Google’s Android OS is undoubtedly the most widely used mobile operating system but unfortunately it is not as secure as it should be. Although, earlier reports have already proven Android to be more vulnerable to malware as compared to Windows and iOS but the new study conducted by Malwarebytes has revealed yet another worrying factor for Android users.
The cyptojacking has become the new kind of threat since the cryptos have gone mainstream with the rise of cryptocurrency trading. Even official websites of government institutions have been found involved in crypto mining.
According to details, a popular anti-malware firm Malwarebytes revealed in a recent study that a “drive-by” crypto-mining campaign has redirected millions of Android users to a website that hijacked their phone processors for mining Monero (XMR) cryptocurrency.
Although, the exact number of infected devices is yet not known but the victims are mainly infected by malicious ads displaying on Android apps apparently driving people to the infected pages. The site would claim that you were showing “suspicious” web activity and tell you that it was mining until you entered a CAPTCHA code to make it stop.

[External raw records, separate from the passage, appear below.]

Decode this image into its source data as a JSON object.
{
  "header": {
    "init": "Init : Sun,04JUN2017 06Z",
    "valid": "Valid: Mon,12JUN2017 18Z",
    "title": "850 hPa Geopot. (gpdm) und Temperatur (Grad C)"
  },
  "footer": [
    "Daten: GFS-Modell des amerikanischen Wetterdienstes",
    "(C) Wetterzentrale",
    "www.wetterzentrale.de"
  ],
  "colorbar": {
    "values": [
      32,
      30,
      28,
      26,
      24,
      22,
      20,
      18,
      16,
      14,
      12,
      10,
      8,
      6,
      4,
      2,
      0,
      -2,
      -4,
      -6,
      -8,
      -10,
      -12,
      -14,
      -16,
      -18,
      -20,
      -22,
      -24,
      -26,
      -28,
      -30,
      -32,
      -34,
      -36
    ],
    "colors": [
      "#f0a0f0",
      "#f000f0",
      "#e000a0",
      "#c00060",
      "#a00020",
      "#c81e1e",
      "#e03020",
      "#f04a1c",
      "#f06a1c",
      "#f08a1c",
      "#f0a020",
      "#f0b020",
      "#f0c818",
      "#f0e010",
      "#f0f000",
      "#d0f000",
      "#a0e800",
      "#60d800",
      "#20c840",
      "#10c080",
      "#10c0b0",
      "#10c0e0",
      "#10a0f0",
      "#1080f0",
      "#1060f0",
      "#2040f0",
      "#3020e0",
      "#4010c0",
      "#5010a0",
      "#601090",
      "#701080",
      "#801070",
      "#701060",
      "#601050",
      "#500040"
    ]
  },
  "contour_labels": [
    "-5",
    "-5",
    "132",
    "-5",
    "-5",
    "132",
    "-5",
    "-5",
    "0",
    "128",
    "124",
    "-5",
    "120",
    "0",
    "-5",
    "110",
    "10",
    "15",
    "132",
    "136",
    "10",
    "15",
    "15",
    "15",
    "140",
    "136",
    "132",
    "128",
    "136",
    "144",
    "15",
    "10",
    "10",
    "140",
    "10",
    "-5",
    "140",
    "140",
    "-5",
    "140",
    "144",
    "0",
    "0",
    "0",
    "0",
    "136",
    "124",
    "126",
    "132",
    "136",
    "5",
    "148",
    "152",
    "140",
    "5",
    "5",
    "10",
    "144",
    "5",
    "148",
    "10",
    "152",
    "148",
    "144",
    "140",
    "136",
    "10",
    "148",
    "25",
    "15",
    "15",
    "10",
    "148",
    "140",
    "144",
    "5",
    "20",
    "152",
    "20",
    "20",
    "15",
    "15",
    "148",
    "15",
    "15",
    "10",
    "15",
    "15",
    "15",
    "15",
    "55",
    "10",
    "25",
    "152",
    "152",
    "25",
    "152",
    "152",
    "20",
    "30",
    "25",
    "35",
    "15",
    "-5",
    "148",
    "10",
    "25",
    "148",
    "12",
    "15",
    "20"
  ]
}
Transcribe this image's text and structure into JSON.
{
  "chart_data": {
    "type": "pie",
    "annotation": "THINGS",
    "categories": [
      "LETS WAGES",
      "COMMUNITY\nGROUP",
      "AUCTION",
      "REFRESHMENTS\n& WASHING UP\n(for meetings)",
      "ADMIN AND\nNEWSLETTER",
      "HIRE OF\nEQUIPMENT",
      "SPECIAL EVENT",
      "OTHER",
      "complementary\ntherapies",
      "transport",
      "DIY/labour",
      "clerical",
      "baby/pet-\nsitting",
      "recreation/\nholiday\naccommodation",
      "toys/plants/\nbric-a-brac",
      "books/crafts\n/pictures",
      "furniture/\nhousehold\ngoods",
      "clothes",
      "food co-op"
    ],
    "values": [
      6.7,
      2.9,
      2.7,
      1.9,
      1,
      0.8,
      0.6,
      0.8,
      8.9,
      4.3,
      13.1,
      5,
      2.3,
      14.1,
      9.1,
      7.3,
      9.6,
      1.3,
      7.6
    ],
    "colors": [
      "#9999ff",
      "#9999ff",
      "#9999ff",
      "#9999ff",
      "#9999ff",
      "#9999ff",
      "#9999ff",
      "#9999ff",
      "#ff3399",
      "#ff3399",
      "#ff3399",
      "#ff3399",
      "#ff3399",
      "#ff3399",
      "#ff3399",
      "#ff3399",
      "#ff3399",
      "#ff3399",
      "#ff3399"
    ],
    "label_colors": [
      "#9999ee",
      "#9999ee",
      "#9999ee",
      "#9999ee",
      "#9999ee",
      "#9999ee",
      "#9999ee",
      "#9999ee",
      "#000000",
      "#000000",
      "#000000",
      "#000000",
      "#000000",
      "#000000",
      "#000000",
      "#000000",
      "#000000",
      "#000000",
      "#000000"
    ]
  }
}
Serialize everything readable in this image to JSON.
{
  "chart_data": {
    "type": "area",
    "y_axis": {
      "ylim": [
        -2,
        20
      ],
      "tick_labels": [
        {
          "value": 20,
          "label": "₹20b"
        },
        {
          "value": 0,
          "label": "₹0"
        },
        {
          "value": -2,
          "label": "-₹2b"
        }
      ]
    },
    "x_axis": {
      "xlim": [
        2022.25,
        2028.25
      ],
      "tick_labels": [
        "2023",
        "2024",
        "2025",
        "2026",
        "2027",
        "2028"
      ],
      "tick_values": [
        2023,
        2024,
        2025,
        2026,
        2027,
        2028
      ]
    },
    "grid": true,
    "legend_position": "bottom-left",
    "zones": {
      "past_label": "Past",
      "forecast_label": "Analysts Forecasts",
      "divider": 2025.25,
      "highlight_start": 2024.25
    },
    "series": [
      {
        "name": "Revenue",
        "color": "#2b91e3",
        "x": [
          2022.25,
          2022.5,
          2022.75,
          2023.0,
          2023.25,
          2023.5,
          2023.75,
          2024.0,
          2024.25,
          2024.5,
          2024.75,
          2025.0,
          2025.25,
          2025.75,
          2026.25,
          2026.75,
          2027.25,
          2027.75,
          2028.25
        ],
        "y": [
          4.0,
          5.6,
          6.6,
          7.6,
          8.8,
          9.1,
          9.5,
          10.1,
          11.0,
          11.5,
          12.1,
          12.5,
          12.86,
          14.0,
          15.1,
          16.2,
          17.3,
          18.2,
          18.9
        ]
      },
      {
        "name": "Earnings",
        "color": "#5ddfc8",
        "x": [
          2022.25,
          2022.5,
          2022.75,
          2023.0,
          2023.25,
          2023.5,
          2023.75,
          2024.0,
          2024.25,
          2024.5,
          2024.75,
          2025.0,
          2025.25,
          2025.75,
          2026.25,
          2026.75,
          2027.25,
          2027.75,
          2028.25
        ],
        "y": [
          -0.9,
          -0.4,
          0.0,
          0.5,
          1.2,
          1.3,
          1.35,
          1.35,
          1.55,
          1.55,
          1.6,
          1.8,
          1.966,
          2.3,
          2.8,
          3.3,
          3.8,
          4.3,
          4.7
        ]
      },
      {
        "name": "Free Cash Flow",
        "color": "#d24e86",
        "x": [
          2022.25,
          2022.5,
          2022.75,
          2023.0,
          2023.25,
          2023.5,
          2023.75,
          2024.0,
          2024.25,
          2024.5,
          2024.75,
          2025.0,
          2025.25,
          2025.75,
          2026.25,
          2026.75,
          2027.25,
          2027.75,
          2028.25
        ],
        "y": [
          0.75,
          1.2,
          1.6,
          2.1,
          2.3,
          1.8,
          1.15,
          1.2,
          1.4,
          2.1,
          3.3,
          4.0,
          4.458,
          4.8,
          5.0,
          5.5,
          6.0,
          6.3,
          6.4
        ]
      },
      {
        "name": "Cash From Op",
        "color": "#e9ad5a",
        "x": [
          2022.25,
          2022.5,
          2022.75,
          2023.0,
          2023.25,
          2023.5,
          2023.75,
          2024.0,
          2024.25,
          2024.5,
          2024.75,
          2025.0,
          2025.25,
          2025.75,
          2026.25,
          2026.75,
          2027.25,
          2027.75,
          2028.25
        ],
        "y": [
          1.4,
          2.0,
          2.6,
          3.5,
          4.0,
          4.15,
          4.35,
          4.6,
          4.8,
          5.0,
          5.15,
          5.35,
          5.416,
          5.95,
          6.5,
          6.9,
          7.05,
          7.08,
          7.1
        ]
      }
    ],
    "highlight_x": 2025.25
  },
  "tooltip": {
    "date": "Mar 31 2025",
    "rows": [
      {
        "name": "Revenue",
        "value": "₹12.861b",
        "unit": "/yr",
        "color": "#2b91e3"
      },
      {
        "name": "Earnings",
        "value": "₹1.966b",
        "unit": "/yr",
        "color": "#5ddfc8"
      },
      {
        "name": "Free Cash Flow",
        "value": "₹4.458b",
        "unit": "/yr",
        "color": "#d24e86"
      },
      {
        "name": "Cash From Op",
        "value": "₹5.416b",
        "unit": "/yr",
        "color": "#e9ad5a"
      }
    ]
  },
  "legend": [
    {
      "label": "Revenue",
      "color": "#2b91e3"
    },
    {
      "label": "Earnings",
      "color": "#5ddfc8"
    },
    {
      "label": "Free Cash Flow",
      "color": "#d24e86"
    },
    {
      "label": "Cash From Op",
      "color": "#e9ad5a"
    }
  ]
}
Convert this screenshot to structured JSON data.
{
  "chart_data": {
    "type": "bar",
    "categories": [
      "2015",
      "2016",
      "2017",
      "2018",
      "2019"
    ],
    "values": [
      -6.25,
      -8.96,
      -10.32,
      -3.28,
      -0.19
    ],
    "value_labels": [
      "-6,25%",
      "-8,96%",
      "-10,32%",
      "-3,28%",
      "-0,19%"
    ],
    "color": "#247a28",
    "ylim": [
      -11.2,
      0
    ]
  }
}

The study further reveals that Malwarebytes found several more domains using the same CAPTCHA code, apparently mining cryptocurrency using CPU of victim’s Android device. The first domain was registered in November 2017 while the latest of the five suspicious domains found so far was registered in late January 2018.
Malwarebytes estimated that combined traffic of the five domains identified so far equals to about 800,000 visits per day, with an average time of four minutes spent on the mining page.
The firm advises users to run the same security tools they have on their PC on their mobile devices, because cryptojacking is not only a nuisance but can also cause permanent damage to their Android device.